C. Conclusions du comité

C. Conclusions du comité
  1. 321. Le comité constate que dans le présent cas l'organisation plaignante allègue que le décret no 35-96 contient des dispositions contraires à la Constitution nationale et aux convention nos 87 et 98 de l'OIT. Le gouvernement a répondu que la Cour constitutionnelle a débouté les organisations syndicales de leur requête pour inconstitutionnalité. Le comité rappelle qu'il n'est pas compétent pour se prononcer sur le fait que les normes légales nationales sont ou non en conformité avec la Constitution nationale. En revanche, il a pour tâche d'examiner les normes nationales en vigueur à la lumière des principes de la liberté syndicale et des conventions ratifiées en la matière.
  2. 322. A cet égard, le comité constate que le décret no 35-96 exclut les forces armées et la police du droit d'organisation syndicale et de grève (art. 1er), impose l'utilisation de la procédure directe des conciliations pour traiter des pactes et conventions collectives et un délai de trente jours pour que le conflit collectif puisse être porté devant l'autorité judiciaire (art. 2 a), b) et c)), interdit la grève dans certains services qualifiés d'essentiels (art. 2c)), et soumet ces services à l'arbitrage obligatoire.
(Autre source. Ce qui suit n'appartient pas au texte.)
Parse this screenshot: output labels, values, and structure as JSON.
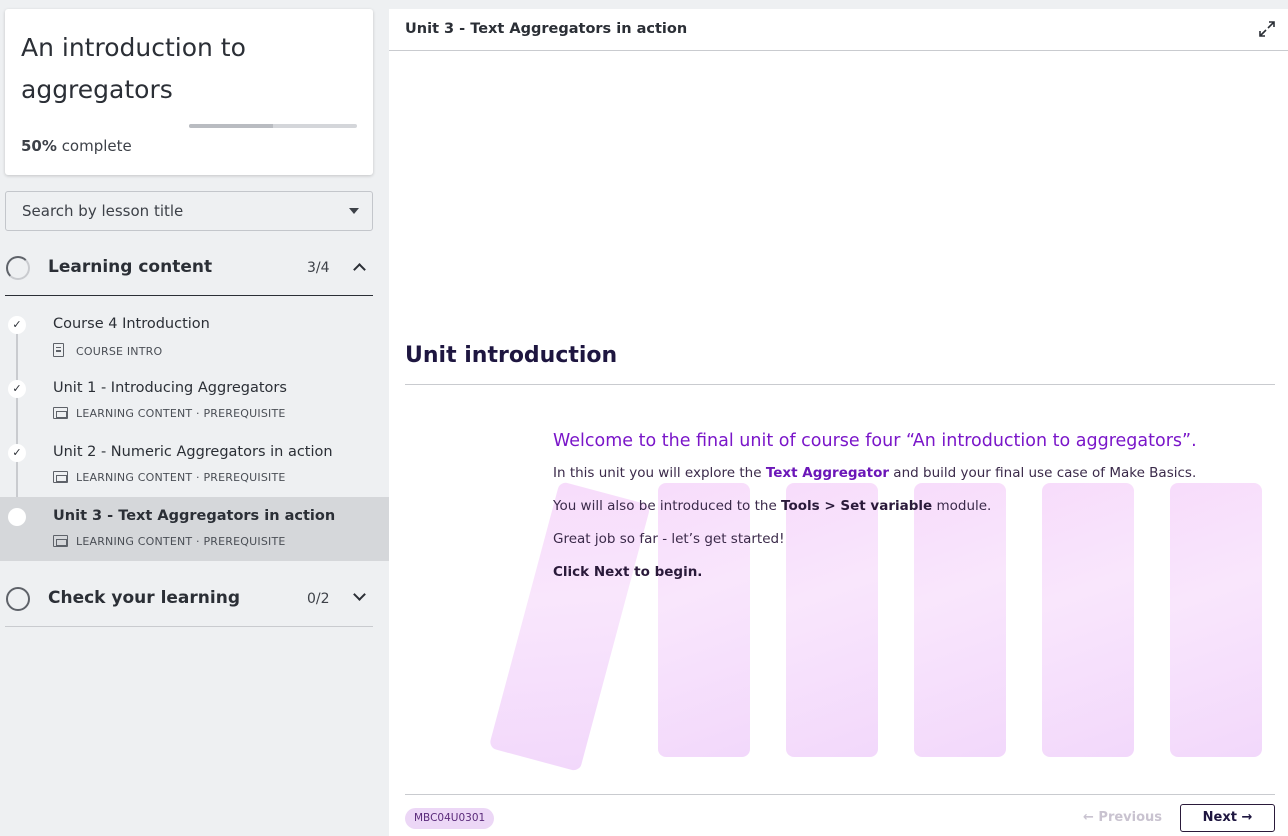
{
  "course": {
    "title": "An introduction to aggregators",
    "progress_percent": 50,
    "progress_percent_label": "50%",
    "progress_suffix": "complete"
  },
  "search": {
    "placeholder": "Search by lesson title"
  },
  "sections": [
    {
      "title": "Learning content",
      "count": "3/4",
      "expanded": true,
      "lessons": [
        {
          "title": "Course 4 Introduction",
          "meta": "COURSE INTRO",
          "icon": "document-icon",
          "status": "completed"
        },
        {
          "title": "Unit 1 - Introducing Aggregators",
          "meta": "LEARNING CONTENT · PREREQUISITE",
          "icon": "slides-icon",
          "status": "completed"
        },
        {
          "title": "Unit 2 - Numeric Aggregators in action",
          "meta": "LEARNING CONTENT · PREREQUISITE",
          "icon": "slides-icon",
          "status": "completed"
        },
        {
          "title": "Unit 3 - Text Aggregators in action",
          "meta": "LEARNING CONTENT · PREREQUISITE",
          "icon": "slides-icon",
          "status": "current"
        }
      ]
    },
    {
      "title": "Check your learning",
      "count": "0/2",
      "expanded": false
    }
  ],
  "main": {
    "title": "Unit 3 - Text Aggregators in action",
    "heading": "Unit introduction",
    "welcome": "Welcome to the final unit of course four “An introduction to aggregators”.",
    "p1_a": "In this unit you will explore the ",
    "p1_hl": "Text Aggregator",
    "p1_b": " and build your final use case of Make Basics.",
    "p2_a": "You will also be introduced to the ",
    "p2_bold": "Tools > Set variable",
    "p2_b": " module.",
    "p3": "Great job so far - let’s get started!",
    "p4": "Click Next to begin.",
    "code": "MBC04U0301",
    "prev_label": "← Previous",
    "next_label": "Next →"
  },
  "colors": {
    "accent_purple": "#7a16c9",
    "heading_dark": "#1e1640",
    "decor_pink": "#f7dcfb"
  }
}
Enfin, il interdit les grèves de solidarité.
  3. 323. Le comité estime que l'exclusion des forces armées et de la police des droits d'organisation syndicale et de grève n'est pas contraire aux principes de la liberté syndicale, puisque l'article 9, paragraphe 1, de la convention no 87 déclare que "la mesure dans laquelle les garanties prévues par la présente convention s'appliqueront aux forces armées et à la police sera déterminée par la législation nationale".
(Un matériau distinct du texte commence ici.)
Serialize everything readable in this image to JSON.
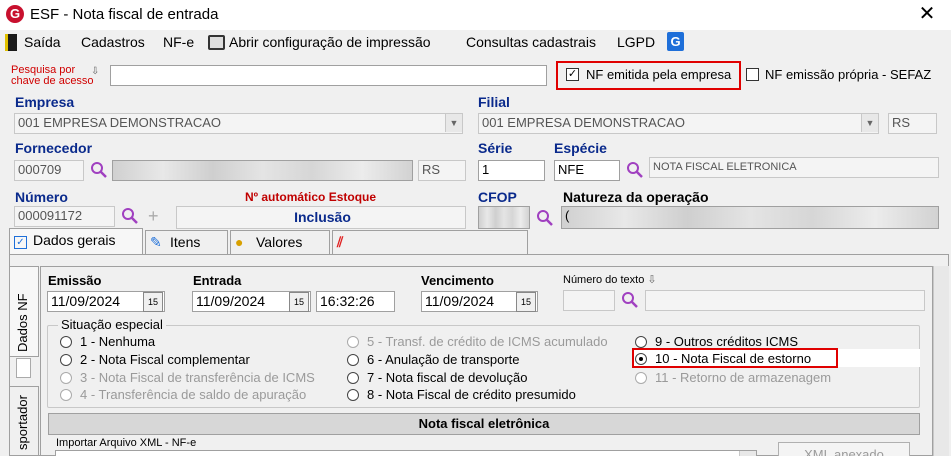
{
  "window": {
    "title": "ESF - Nota fiscal de entrada",
    "app_icon_letter": "G"
  },
  "menu": {
    "items": [
      "Saída",
      "Cadastros",
      "NF-e",
      "Abrir configuração de impressão",
      "Consultas cadastrais",
      "LGPD"
    ]
  },
  "search": {
    "label_line1": "Pesquisa por",
    "label_line2": "chave de acesso",
    "value": ""
  },
  "flags": {
    "nf_emitida_label": "NF emitida pela empresa",
    "nf_emitida_checked": true,
    "nf_propria_label": "NF emissão própria - SEFAZ",
    "nf_propria_checked": false
  },
  "empresa": {
    "label": "Empresa",
    "value": "001 EMPRESA DEMONSTRACAO"
  },
  "filial": {
    "label": "Filial",
    "value": "001 EMPRESA DEMONSTRACAO",
    "uf": "RS"
  },
  "fornecedor": {
    "label": "Fornecedor",
    "code": "000709",
    "uf": "RS"
  },
  "serie": {
    "label": "Série",
    "value": "1"
  },
  "especie": {
    "label": "Espécie",
    "code": "NFE",
    "description": "NOTA FISCAL ELETRONICA"
  },
  "numero": {
    "label": "Número",
    "value": "000091172"
  },
  "estoque": {
    "label": "Nº automático Estoque",
    "mode": "Inclusão"
  },
  "cfop": {
    "label": "CFOP"
  },
  "natureza": {
    "label": "Natureza da operação",
    "value": "("
  },
  "tabs": [
    "Dados gerais",
    "Itens",
    "Valores",
    ""
  ],
  "side_tabs": [
    "Dados NF",
    "sportador"
  ],
  "dates": {
    "emissao_label": "Emissão",
    "emissao": "11/09/2024",
    "entrada_label": "Entrada",
    "entrada": "11/09/2024",
    "entrada_hora": "16:32:26",
    "vencimento_label": "Vencimento",
    "vencimento": "11/09/2024",
    "numero_texto_label": "Número do texto",
    "cal_icon": "15"
  },
  "situacao": {
    "label": "Situação especial",
    "options": [
      {
        "label": "1 - Nenhuma",
        "enabled": true,
        "selected": false
      },
      {
        "label": "2 - Nota Fiscal complementar",
        "enabled": true,
        "selected": false
      },
      {
        "label": "3 - Nota Fiscal de transferência de ICMS",
        "enabled": false,
        "selected": false
      },
      {
        "label": "4 - Transferência de saldo de apuração",
        "enabled": false,
        "selected": false
      },
      {
        "label": "5 - Transf. de crédito de ICMS acumulado",
        "enabled": false,
        "selected": false
      },
      {
        "label": "6 - Anulação de transporte",
        "enabled": true,
        "selected": false
      },
      {
        "label": "7 - Nota fiscal de devolução",
        "enabled": true,
        "selected": false
      },
      {
        "label": "8 - Nota Fiscal de crédito presumido",
        "enabled": true,
        "selected": false
      },
      {
        "label": "9 - Outros créditos ICMS",
        "enabled": true,
        "selected": false
      },
      {
        "label": "10 - Nota Fiscal de estorno",
        "enabled": true,
        "selected": true
      },
      {
        "label": "11 - Retorno de armazenagem",
        "enabled": false,
        "selected": false
      }
    ]
  },
  "nfe": {
    "header": "Nota fiscal eletrônica",
    "import_label": "Importar Arquivo XML - NF-e",
    "button": "XML anexado"
  },
  "colors": {
    "accent_red": "#e00000",
    "label_blue": "#0a2a8c"
  }
}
  4. 324. Pour ce qui est de l'imposition légale de la conciliation dans le cadre de la négociation collective dans le secteur public, même pendant un délai de trente jours, le comité estime que l'on ne saurait considérer comme attentatoire à la liberté syndicale une législation prévoyant le recours aux procédures de conciliation et d'arbitrage volontaire dans les conflits collectifs du travail en tant que condition préalable à une déclaration de grève. (Voir Recueil de décisions et de principes du Comité de la liberté syndicale, quatrième édition, 1996, paragr. 500.) Dans ces conditions, le comité estime que ces dispositions ne violent pas les principes de la liberté syndicale.
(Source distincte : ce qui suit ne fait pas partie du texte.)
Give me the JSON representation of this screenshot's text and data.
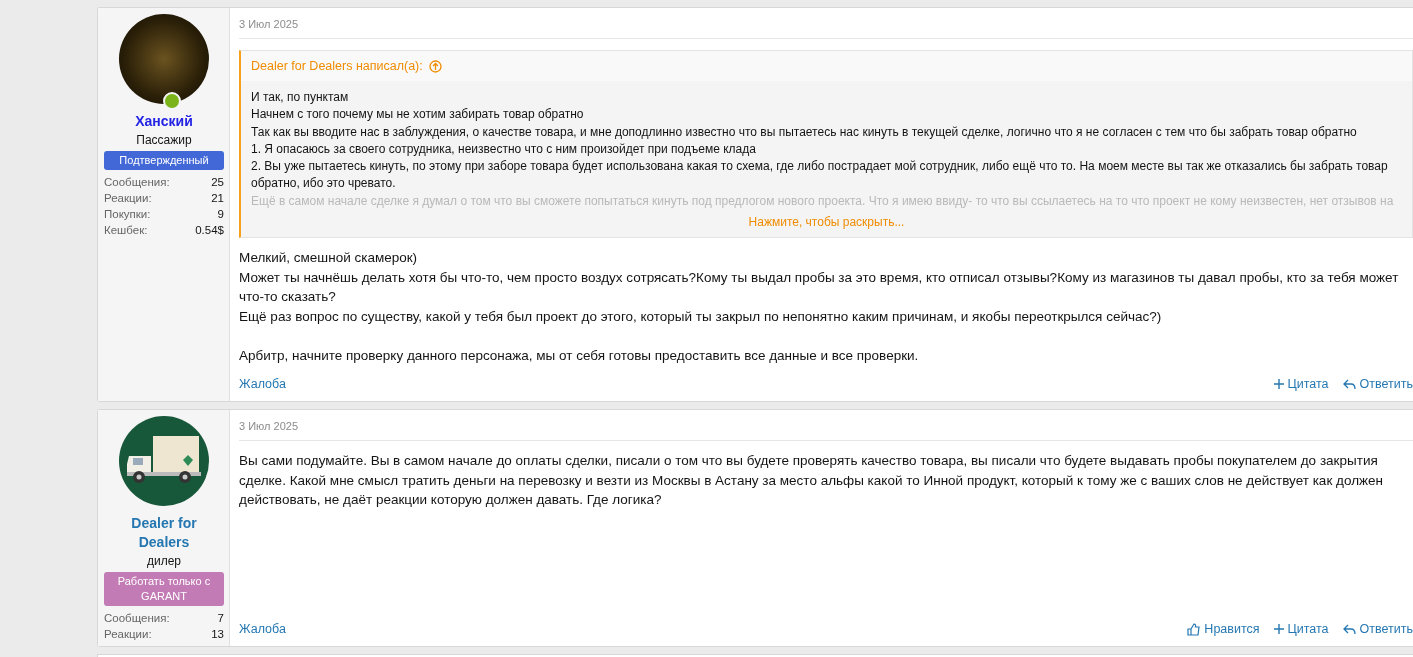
{
  "posts": [
    {
      "date": "3 Июл 2025",
      "author": {
        "avatar": {
          "kind": "photo"
        },
        "online": true,
        "name": "Ханский",
        "color": "#2323e6",
        "title": "Пассажир",
        "banner": {
          "text": "Подтвержденный",
          "color": "#4267d6"
        },
        "stats": [
          {
            "label": "Сообщения:",
            "value": "25"
          },
          {
            "label": "Реакции:",
            "value": "21"
          },
          {
            "label": "Покупки:",
            "value": "9"
          },
          {
            "label": "Кешбек:",
            "value": "0.54$"
          }
        ]
      },
      "quote": {
        "attribution": "Dealer for Dealers написал(а):",
        "lines": [
          "И так, по пунктам",
          "Начнем с того почему мы не хотим забирать товар обратно",
          "Так как вы вводите нас в заблуждения, о качестве товара, и мне доподлинно известно что вы пытаетесь нас кинуть в текущей сделке, логично что я не согласен с тем что бы забрать товар обратно",
          "1. Я опасаюсь за своего сотрудника, неизвестно что с ним произойдет при подъеме клада",
          "2. Вы уже пытаетесь кинуть, по этому при заборе товара будет использована какая то схема, где либо пострадает мой сотрудник, либо ещё что то. На моем месте вы так же отказались бы забрать товар обратно, ибо это чревато."
        ],
        "faded": "Ещё в самом начале сделке я думал о том что вы сможете попытаться кинуть под предлогом нового проекта. Что я имею ввиду- то что вы ссылаетесь на то что проект не кому неизвестен, нет отзывов на",
        "expand": "Нажмите, чтобы раскрыть..."
      },
      "body": [
        {
          "text": "Мелкий, смешной скамерок)",
          "spaced": false
        },
        {
          "text": "Может ты начнёшь делать хотя бы что-то, чем просто воздух сотрясать?Кому ты выдал пробы за это время, кто отписал отзывы?Кому из магазинов ты давал пробы, кто за тебя может что-то сказать?",
          "spaced": false
        },
        {
          "text": "Ещё раз вопрос по существу, какой у тебя был проект до этого, который ты закрыл по непонятно каким причинам, и якобы переоткрылся сейчас?)",
          "spaced": false
        },
        {
          "text": "Арбитр, начните проверку данного персонажа, мы от себя готовы предоставить все данные и все проверки.",
          "spaced": true
        }
      ],
      "report": "Жалоба",
      "actions": [
        {
          "kind": "quote",
          "label": "Цитата"
        },
        {
          "kind": "reply",
          "label": "Ответить"
        }
      ]
    },
    {
      "date": "3 Июл 2025",
      "author": {
        "avatar": {
          "kind": "truck"
        },
        "online": false,
        "name": "Dealer for Dealers",
        "color": "#2577b1",
        "title": "дилер",
        "banner": {
          "text": "Работать только с GARANT",
          "color": "#c27bb4"
        },
        "stats": [
          {
            "label": "Сообщения:",
            "value": "7"
          },
          {
            "label": "Реакции:",
            "value": "13"
          }
        ]
      },
      "body": [
        {
          "text": "Вы сами подумайте. Вы в самом начале до оплаты сделки, писали о том что вы будете проверять качество товара, вы писали что будете выдавать пробы покупателем до закрытия сделке. Какой мне смысл тратить деньги на перевозку и везти из Москвы в Астану за место альфы какой то Инной продукт, который к тому же с ваших слов не действует как должен действовать, не даёт реакции которую должен давать. Где логика?",
          "spaced": false
        }
      ],
      "report": "Жалоба",
      "actions": [
        {
          "kind": "like",
          "label": "Нравится"
        },
        {
          "kind": "quote",
          "label": "Цитата"
        },
        {
          "kind": "reply",
          "label": "Ответить"
        }
      ]
    }
  ]
}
  5. 325. En revanche, le comité est d'avis que la grève est désormais interdite dans quelques services qui ne sont pas essentiels au sens strict du terme (c'est-à-dire des services dont l'interruption mettrait en danger, dans l'ensemble ou dans une partie de la population, la vie, la sécurité ou la santé de la personne) (voir Recueil, op. cit., paragr. 526) tels que les services postaux, les services de transport ou de production, de transport ou de distribution de combustibles. (Voir Recueil, op. cit., paragr. 545.) De même, il a considéré qu'une interdiction générale des grèves de solidarité risque d'être abusive et que les travailleurs devraient pouvoir avoir recours à de tels mouvements pour autant que la grève initiale qu'ils soutiennent soit elle-même légitime (voir Recueil, op. cit., paragr. 486) et que l'interdiction des grèves non liées à un conflit collectif auquel les travailleurs ou le syndicat seraient parties est contraire aux principes de la liberté syndicale. (Voir Recueil, op. cit. paragr. 489.)
  6. 326. Dans ces conditions, le comité prie le gouvernement de prendre des mesures en vue de modifier la législation de manière que: 1) la grève ne soit interdite que dans les services essentiels dans le sens strict du terme; et 2) qu'il n'y ait pas recours à une interdiction générale des grèves de solidarité et que soient respectés les principes mentionnés dans le paragraphe précédent.
  7. 327. Le comité soumet ce cas à l'attention de la Commission d'experts pour l'application des conventions et recommandations.

Recommandation du comité

Recommandation du comité
  1. 328. Au vu des conclusions qui précèdent, le comité invite le Conseil d'administration à approuver les recommandations suivantes:
    • a) Le comité prie le gouvernement de prendre des mesures en vue de modifier la législation de manière que: 1) la grève ne soit interdite que dans les services essentiels dans le sens strict du terme; et 2) qu'il n'y ait pas recours à une interdiction générale des grèves de solidarité et que soient respectés les principes mentionnés dans les conclusions.
    • b) Le comité soumet ce cas à l'attention de la Commission d'experts pour l'application des conventions et recommandations.